Cocoon è la fortunata erede di Harthouse ed Eye Q, le labels che Sven Väth lanciò (in collaborazione con Heinz Roth e Matthias Hoffmann) nei primissimi anni novanta col preciso intento di promuovere musica diversa da quella che seguiva la massa. Oggi Cocoon rappresenta un pò la ‘madre’ della tendenza tedesca, la piattaforma capace di incarnare sempre il gusto teutonico e il suo continuo sbilanciarsi da uno stile all’altro. Eletta come migliore etichetta del 2006 da Raveline, l’autorevole magazine tedesco, Cocoon è tra le poche a potersi permettere di stampare un numero piuttosto corposo di vinili e cd’s anche in un periodo in cui, è risaputo, la discografia generale arranca non poco. E’ il caso di “Zwei”, raccolta delle tracce pubblicate nell’ultimo anno solo in vinile riuscite a far rimanere la label sulla vetta di un ipotetico monte di cui tantissimi aspirano a toccarne la cima. Come già avvenuto per il precedente “Eins”, la selezione e il mixaggio sono stati affidati a Chris Tietjen, simbolo della nuova generazione di dj’s tedeschi reclutato nel celeberrimo Cocoon Club di Francoforte. Al giovane è stato dato il compito di compilare il paragrafo della storia più recente della label ripescando dal catalogo (che da poco ha tagliato il traguardo delle trenta uscite) più vicino ai giorni nostri adagiandosi su un tappeto tra tech-house e minimal, mix stilistico decisamente contrapposto agli estremismi degli anni scorsi e più globalizzato. Guy Gerber & Shlomi Aber, Pig & Dan e Fuckaponydelic (alias Jay Haze) sono solo alcuni dei protagonisti di “Zwei” arricchita da presenze di nomi che oggi vivono una parabola del tutto ascendente nel panorama internazionale: da Dominik Eulberg con “Bionik” a David K con “Mayann”, da Adam Beyer con “Stereotypes” ad Extrawelt con “Titelheld” sino ad Adam Proll con “Hummel” e il bravo Loco Dice con “Carthago”. Sostanzialmente si tratta di una retrospettiva atta a radunare le orme più evidenti lasciate da Cocoon nel suo ultimo anno (cronologicamente parlando) d’attività . Il mastering finale è di Brian Sanhaji (che i più attenti ricorderanno per una serie di uscite su Punkt Music, Quaquaversal, Northbeatz Audio e la sua Enable Recordings dove spesso appare come Relic) mentre l’atmosfera è quella del Cocoon Club in cui a spadroneggiare sono basslines spumeggianti e ritmi trascinanti.

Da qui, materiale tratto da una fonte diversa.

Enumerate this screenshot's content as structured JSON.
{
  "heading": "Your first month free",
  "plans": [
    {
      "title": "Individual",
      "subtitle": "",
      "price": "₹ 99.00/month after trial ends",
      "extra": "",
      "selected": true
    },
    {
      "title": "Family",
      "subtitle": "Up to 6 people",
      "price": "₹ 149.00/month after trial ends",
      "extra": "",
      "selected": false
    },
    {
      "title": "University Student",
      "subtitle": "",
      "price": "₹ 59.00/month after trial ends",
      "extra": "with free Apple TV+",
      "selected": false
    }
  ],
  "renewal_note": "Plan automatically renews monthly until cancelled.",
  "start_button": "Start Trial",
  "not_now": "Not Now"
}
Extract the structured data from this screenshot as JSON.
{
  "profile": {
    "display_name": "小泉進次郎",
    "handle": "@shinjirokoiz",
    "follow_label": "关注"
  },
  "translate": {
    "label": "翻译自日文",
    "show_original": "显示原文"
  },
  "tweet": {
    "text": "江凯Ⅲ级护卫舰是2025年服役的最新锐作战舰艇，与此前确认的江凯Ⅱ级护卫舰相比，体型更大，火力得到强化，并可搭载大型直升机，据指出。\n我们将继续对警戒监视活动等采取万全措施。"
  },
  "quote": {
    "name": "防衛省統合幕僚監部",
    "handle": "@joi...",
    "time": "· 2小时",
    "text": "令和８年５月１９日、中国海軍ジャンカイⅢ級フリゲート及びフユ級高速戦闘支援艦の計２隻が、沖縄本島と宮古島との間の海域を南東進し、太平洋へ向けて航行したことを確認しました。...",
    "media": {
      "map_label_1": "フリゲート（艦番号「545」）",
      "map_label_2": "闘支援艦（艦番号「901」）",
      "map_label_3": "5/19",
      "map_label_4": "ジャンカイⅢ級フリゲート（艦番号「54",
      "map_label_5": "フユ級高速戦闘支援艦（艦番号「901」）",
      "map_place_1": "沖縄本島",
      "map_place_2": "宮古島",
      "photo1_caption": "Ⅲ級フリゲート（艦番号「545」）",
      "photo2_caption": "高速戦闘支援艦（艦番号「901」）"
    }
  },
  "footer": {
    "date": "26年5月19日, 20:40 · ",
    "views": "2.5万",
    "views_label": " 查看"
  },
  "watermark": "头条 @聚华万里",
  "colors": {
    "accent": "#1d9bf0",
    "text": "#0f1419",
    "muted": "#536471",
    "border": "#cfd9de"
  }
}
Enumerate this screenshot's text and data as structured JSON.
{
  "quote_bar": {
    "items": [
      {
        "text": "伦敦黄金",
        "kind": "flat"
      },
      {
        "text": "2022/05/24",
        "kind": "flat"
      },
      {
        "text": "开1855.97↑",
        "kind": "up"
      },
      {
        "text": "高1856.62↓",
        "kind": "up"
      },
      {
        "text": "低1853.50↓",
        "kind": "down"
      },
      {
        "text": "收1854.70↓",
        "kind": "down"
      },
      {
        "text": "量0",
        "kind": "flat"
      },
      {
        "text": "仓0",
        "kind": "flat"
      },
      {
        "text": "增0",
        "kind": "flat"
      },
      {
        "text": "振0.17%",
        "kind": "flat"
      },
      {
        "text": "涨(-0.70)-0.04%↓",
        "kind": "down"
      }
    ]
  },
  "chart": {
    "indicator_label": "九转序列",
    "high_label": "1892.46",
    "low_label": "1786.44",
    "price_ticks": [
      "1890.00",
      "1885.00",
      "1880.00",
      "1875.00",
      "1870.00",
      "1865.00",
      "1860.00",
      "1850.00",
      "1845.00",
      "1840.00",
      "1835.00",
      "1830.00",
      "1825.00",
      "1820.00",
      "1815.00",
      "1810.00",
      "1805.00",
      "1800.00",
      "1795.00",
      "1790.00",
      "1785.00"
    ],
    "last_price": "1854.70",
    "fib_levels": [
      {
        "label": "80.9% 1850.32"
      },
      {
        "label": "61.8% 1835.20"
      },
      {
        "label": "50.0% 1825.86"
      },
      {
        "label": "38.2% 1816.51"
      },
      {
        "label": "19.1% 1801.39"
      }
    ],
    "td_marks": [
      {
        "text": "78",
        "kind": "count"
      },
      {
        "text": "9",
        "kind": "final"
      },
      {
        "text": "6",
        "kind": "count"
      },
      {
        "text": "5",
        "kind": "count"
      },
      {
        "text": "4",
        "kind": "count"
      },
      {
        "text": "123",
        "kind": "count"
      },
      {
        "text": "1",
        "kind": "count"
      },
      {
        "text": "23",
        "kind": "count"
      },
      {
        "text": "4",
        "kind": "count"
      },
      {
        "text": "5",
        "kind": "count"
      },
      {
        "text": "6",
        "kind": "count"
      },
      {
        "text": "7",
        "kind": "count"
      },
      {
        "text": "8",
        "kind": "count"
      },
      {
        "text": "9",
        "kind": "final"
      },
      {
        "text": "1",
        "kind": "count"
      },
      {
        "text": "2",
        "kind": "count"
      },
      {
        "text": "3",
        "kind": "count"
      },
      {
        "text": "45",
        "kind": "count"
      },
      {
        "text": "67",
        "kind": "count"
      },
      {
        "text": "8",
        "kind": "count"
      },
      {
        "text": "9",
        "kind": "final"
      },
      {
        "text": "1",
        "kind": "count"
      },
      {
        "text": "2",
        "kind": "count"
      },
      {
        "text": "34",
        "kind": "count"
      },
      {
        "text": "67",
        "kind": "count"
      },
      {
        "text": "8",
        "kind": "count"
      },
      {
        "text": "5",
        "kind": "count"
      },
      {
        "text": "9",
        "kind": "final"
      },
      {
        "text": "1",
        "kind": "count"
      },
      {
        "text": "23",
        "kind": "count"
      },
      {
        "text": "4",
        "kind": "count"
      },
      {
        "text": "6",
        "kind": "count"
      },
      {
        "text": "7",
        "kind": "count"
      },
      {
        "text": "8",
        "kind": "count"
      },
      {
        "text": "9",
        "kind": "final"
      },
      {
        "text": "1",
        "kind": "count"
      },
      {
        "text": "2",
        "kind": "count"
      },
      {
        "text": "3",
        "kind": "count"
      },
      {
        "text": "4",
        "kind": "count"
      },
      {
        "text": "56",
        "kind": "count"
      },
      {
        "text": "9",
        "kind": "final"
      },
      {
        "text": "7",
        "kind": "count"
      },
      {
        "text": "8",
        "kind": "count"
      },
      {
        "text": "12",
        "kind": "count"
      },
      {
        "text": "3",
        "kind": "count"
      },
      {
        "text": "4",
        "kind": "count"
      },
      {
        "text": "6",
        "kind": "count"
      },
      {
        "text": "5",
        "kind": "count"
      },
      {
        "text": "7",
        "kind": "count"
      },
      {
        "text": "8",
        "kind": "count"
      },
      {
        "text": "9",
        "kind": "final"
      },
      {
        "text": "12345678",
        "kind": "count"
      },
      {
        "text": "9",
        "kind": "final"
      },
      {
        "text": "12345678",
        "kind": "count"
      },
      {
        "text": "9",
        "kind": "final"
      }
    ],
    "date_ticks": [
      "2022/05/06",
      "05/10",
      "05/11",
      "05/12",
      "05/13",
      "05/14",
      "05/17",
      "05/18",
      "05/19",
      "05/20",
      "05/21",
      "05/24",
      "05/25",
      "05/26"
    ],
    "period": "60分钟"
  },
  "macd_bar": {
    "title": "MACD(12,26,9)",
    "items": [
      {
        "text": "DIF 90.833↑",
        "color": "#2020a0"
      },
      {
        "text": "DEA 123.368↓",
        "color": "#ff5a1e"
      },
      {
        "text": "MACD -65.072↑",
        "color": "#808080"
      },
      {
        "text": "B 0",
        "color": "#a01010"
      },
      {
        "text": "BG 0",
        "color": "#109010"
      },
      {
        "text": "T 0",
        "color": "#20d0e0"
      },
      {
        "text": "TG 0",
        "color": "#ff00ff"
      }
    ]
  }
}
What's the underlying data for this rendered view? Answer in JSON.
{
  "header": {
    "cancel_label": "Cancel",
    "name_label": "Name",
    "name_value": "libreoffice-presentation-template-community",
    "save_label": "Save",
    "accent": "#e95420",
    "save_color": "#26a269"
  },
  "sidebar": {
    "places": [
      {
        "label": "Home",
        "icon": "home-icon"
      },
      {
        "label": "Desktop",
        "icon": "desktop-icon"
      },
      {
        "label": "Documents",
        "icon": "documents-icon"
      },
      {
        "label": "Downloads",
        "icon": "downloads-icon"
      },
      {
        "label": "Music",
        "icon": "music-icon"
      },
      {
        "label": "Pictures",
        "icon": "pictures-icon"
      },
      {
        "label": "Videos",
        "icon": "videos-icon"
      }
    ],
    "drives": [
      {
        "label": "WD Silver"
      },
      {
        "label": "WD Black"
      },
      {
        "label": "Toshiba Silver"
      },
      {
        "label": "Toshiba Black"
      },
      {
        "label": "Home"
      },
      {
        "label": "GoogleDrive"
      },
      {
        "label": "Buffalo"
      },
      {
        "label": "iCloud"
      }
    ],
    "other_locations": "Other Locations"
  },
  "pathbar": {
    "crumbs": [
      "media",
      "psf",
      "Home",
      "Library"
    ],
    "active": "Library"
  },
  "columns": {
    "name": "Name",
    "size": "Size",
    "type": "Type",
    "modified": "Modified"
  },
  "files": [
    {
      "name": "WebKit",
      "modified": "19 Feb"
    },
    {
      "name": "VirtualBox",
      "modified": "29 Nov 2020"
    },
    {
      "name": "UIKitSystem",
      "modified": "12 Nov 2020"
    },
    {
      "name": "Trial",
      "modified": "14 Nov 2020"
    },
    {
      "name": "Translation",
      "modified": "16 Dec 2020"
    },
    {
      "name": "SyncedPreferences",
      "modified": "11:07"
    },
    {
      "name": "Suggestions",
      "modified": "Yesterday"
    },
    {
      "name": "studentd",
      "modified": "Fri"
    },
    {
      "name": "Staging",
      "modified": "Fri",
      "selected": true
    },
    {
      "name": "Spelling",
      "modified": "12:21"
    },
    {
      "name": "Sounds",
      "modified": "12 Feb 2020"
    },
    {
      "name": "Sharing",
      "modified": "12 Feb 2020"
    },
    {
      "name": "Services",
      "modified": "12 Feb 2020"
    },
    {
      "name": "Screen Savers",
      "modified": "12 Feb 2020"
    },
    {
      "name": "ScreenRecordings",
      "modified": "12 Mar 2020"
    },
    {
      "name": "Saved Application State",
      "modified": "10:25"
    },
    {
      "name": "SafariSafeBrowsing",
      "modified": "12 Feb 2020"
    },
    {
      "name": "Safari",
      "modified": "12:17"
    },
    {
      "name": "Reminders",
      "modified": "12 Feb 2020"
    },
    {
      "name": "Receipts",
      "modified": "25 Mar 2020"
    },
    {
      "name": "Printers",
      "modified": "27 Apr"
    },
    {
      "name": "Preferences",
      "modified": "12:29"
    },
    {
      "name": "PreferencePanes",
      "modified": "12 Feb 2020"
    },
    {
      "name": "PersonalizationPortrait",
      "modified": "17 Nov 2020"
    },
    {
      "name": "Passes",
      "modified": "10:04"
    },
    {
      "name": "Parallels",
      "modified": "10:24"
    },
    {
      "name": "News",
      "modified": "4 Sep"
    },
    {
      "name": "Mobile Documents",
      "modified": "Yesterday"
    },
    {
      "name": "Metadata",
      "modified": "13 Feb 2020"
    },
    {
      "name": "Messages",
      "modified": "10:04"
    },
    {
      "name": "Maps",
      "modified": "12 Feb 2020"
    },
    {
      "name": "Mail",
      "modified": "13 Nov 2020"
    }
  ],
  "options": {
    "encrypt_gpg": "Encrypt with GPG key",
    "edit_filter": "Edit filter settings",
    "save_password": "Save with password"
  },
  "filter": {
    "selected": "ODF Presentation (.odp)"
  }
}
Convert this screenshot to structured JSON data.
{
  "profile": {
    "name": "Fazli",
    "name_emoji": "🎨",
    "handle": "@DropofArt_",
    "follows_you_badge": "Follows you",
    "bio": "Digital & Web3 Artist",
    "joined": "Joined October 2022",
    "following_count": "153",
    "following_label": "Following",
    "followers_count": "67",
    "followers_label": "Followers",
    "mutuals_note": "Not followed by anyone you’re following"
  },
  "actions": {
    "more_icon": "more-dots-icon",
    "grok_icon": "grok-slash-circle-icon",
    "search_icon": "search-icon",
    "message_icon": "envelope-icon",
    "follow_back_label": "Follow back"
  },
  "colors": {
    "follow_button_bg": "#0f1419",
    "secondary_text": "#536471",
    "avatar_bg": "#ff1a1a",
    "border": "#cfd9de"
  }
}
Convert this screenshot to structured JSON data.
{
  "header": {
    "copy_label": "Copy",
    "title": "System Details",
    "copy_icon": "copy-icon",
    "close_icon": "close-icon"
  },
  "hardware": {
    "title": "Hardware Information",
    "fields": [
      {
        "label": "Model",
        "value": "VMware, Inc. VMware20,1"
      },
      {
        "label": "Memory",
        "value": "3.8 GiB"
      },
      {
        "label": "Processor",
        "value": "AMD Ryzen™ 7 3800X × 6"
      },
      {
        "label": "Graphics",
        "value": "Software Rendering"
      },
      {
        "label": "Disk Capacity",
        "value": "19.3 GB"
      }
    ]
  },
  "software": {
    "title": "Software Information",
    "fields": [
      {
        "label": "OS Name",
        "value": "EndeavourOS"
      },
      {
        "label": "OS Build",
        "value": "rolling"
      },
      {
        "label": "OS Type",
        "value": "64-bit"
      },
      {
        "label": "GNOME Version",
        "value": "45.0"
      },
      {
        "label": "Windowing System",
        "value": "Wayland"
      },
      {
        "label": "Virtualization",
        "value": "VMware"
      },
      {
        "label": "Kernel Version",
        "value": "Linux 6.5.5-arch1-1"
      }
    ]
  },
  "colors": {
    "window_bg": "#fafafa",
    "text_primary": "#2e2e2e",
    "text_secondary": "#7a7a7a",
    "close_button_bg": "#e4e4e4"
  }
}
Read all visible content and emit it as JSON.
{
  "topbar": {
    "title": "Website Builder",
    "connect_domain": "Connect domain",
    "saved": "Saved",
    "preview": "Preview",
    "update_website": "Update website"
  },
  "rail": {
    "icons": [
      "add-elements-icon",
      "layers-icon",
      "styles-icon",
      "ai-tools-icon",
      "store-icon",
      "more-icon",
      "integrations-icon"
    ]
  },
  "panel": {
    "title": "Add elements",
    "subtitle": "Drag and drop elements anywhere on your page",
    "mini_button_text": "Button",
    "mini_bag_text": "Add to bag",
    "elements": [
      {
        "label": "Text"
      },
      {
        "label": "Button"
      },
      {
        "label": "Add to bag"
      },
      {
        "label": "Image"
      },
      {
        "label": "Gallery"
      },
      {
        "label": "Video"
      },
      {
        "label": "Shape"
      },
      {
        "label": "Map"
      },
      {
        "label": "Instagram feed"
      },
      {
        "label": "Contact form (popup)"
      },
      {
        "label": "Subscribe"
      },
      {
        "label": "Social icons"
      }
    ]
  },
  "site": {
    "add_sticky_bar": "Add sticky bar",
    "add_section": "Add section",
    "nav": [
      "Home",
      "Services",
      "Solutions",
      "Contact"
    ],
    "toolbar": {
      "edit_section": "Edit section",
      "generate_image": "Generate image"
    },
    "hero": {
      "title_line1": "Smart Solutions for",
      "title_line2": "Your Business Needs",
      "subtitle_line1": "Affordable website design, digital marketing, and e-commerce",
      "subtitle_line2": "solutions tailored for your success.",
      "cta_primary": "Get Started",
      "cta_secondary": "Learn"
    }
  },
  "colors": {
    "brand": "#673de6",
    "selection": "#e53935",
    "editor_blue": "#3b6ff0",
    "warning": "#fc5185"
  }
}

-Luke Fair “Balance 11” (EQ Recordings): ormai celebre in tutto il mondo, la tradizione di “Balance” prosegue con Luke Fair, già noto per produzioni su Bedrock. Il canadese dimostra di saper spaziare con disinvoltura dalla house più soft, spesso connessa alla slow-trance e neo-funk, alla progressive melodica ma più aggressiva dal punto di vista dei grooves. Nel cd 1 dosa pacamente i ritmi e tiene banco attraverso frequenti intrusioni di funk e di electro rintracciabili in pezzi di Mitsu con “Serene”, Delgui con “Highlights” (il rework è di Charles Webster) e del redivivo Wamdue Project con “Home Planet”, tributo all’electro-disco dalle chiare reminiscenze anni ottanta mentre nel 2 si diverte nell’assemblare un tragitto più clubby creato dall’incastro tra funky-house e techno, deep e progressive-trance. Con questo intento emergono le presenze di Francois K, Tamara’s World, Elektrochemie LK, 16 Bit Lolitas, Marnix, Humate, Subtech, Schwab e Timewriter remixato da Ian Pooley. Un altro centro.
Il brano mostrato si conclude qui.